Higher Order Eigenvalues for Non-Local Schr\"odinger Operators

TL;DR

This paper derives two-sided estimates for higher order eigenvalues of non-local Schr"odinger operators, linking eigenvalues to jump rates and potential growth, with applications to Lévy processes.

Contribution

It provides new bounds for eigenvalues of non-local Schr"odinger operators considering variable jump measures and potential growth.

Findings

Eigenvalues are bounded between explicit power functions of n.
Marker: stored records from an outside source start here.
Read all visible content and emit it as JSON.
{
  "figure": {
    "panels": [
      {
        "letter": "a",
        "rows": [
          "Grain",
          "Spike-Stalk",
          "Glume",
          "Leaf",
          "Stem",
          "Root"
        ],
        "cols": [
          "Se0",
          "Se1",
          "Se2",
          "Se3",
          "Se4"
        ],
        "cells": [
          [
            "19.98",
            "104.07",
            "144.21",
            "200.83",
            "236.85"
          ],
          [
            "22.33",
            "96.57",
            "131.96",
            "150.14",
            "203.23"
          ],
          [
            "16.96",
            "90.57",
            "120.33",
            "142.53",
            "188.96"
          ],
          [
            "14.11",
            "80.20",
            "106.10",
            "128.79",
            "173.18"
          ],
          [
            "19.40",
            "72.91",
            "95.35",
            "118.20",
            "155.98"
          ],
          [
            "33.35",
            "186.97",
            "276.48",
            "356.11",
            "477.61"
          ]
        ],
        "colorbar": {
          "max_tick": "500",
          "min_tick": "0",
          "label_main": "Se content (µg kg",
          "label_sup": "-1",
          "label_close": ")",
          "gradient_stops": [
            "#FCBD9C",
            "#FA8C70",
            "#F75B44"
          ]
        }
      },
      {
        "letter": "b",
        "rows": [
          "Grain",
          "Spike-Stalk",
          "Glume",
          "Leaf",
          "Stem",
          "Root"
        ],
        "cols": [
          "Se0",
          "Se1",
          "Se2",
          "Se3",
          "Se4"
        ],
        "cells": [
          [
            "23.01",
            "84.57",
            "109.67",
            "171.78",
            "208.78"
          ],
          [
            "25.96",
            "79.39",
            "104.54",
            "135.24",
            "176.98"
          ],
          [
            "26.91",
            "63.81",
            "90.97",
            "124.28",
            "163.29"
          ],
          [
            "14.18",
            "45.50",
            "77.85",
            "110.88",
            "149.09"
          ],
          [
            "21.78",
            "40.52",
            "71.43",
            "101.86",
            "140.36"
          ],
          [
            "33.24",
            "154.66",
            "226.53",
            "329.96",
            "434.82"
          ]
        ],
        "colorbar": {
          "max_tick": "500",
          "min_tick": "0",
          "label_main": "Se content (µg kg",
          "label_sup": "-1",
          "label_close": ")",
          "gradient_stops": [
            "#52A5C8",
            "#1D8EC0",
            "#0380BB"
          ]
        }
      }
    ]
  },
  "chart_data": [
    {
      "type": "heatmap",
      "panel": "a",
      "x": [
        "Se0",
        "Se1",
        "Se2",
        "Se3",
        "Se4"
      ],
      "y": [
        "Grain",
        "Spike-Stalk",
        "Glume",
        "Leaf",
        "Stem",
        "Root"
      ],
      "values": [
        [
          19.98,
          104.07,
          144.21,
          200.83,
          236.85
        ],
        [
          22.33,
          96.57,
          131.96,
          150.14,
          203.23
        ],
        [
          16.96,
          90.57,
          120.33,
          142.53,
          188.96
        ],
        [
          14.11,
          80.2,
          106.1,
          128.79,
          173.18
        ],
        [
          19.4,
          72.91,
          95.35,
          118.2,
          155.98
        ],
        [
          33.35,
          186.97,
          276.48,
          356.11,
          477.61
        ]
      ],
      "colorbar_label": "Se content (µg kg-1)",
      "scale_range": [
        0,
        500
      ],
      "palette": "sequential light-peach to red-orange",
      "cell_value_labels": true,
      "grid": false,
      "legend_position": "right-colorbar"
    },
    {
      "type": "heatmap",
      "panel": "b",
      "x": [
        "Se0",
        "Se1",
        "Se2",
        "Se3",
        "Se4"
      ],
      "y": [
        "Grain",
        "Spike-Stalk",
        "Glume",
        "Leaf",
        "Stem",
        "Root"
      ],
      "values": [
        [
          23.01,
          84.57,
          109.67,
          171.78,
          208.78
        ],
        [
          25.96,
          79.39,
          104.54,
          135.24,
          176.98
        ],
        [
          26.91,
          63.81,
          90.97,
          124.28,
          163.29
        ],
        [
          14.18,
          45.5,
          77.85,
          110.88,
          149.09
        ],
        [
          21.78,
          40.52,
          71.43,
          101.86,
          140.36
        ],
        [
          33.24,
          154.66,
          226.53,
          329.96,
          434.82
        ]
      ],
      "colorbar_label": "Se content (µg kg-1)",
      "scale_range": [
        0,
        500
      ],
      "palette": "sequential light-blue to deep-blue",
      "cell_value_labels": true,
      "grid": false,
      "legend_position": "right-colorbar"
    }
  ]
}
Bounds depend on jump measure decay rates and potential growth.

Improved bounds are obtained when the jump measure parameter varies.

Abstract

Two-sided estimates for higher order eigenvalues are presented for a class of non-local Schr\"odinger operators by using the jump rate and the growth of the potential. For instance, let $L$ be the generator of a L\'evy process with L\'evy measure $\nu(d z):= \rho(z) d z$ such that $\rho(z)=\rho(-z)$ and $$c_1 |z|^{-(d+\alpha_1)}\le \rho(z)\le c_2|z|^{-(d+\alpha_2)},\ \ |z|\le \kappa $$ for some constants $\kappa, c_1,c_2>0$ and $\alpha_1,\alpha_2\in (0,2),$ and let $c_3|x|^{\theta_1} \le V(x)\le c_4|x|^{\theta_2}$ for some constants $\theta_1,\theta_2, c_3,c_4>0$ and large $|x|$. Then the eigenvalues $\lambda_1\le \lambda_2\le\cdots \lambda_n\le \cdots $ of $-L+V$ satisfies the following two-side estimate: for any $p>1$, there exists a constant $C>1$ such that $$C n^{\frac{\theta_2\alpha_2}{d(\theta_2+\alpha_2)}}\ge \lambda_n \ge C^{-1} n^{\frac{\theta_1\alpha_1}{d(\theta_1+\alpha_1)}},\ \ n\ge 1.$$ When $\alpha_1$ is variable, a better lower bound estimate is derived.